Rent seeking and Inequality - I



“ A simple definition of rent seeking[1] is spending resources in order to gain by increasing one's share of existing wealth, instead of trying to create wealth. The net effect of rent-seeking is to reduce total social wealth, because resources are spent and no new wealth is created.”  Rent seeking is not profit sharing as profit sharing attempts to create wealth whereas rent seeking does not do so. In economics, rent-seeking is an attempt to obtain economic rent by manipulating the social or political environment in which economic activities occur, rather than by creating new wealth.”

 The origin of the term is from extracting rents due to ownership of land rather than profit from actual cultivation. The mere possession of the given land resource entitled the holder to rent and the holder was not obligated to work the land and create wealth. In most cases the land was inherited wealth implying that the holder had no need to work to be in possession of the same. Hence the land holder was able to appropriate wealth on account of his position and not due to dint of hard work.

Rent seeking is seen in many areas of the economic sphere and is in its most vicious form when stemming from government regulation of free competition and thereby increasing inequality in society. An example of rent-seeking in a modern economy is effort made by firms and individuals to obtain control of various natural resources like mines, urban& rural land through lobbying and leveraging political strength and thereby corner profits from them.

Historically people and groups in power have always tried to increase their power and wealth and in the very least at least maintain them. They have a variety of instrumentalities to maintain the same. In the medieval ages, the king and the nobility ensured that they cornered a large part of the wealth of society. The religious classes also took shelter behind holy duties to maintain wealth and power. The spread of democracy and breakdown of medieval structures has made it difficult for these classes to corner wealth and power with the same reasoning and hence they had to search out justifications in tune with prevalent thought.

Post Industrial revolution the theory of marginal productivity primarily determined individuals who would get paid more for the work they put in. Demand and supply of labour determined the occupations which were better paid. The list of better paid occupations was never constant and varied with technologies of the time. Over a period of time the better paid occupations came to depend less on physical labour and more on brain power.

We can safely say that inequality in society would not increase if wages were paid based on marginal productivity. This however has not been the case and in present times the rules of the game have been skewed greatly to favor the wealthy.
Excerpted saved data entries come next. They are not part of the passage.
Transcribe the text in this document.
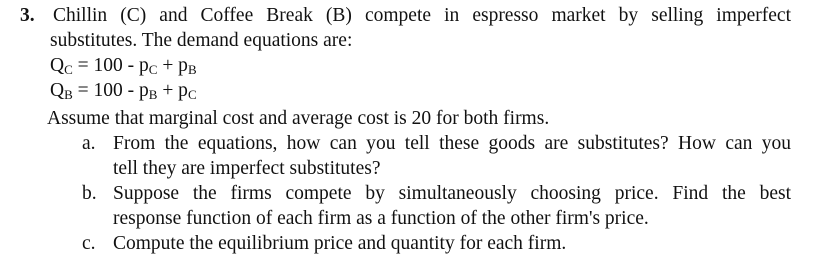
3. Chillin (C) and Coffee Break (B) compete in espresso market by selling imperfect
substitutes. The demand equations are:
$Q_C = 100 - p_C + p_B$
$Q_B = 100 - p_B + p_C$
Assume that marginal cost and average cost is 20 for both firms.
a. From the equations, how can you tell these goods are substitutes? How can you
tell they are imperfect substitutes?
b. Suppose the firms compete by simultaneously choosing price. Find the best
response function of each firm as a function of the other firm's price.
c. Compute the equilibrium price and quantity for each firm.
These rules, which are set by the governments and groups of individuals, affect the state of inequality in a society greatly. A famous example in regard to unfair rule setting is the limiting of access to lucrative occupations, as by medieval guilds or modern state certifications and licensures (Doctors, Lawyers etc.). Restricting entry to such professions help those that have already reached there to maintain their incomes and avoid sharing with newcomers. In economic parlance there are milking the rents of having already reached a given position by obstructing the cycle of demand and supply to the profession. People accused of rent seeking typically argue that they are indeed creating new wealth (or preventing the reduction of old wealth) by improving quality controls, guaranteeing that charlatans do not prey on a gullible public, and preventing bubbles.

As a country becomes increasingly dominated by organized interest groups, it loses economic vitality and falls into decline. [2] Olson argued that countries that have a collapse of the political regime and the interest groups that have coalesced around it can radically improve productivity and increase national income because they start with a clean slate in the aftermath of the collapse. An example of this is Japan after World War Two. But new coalitions form over time, once again shackling society in order to redistribute wealth and income to themselves. It looks as if a society needs to reinvent itself at regular intervals if it wants to avoid falling into the rut.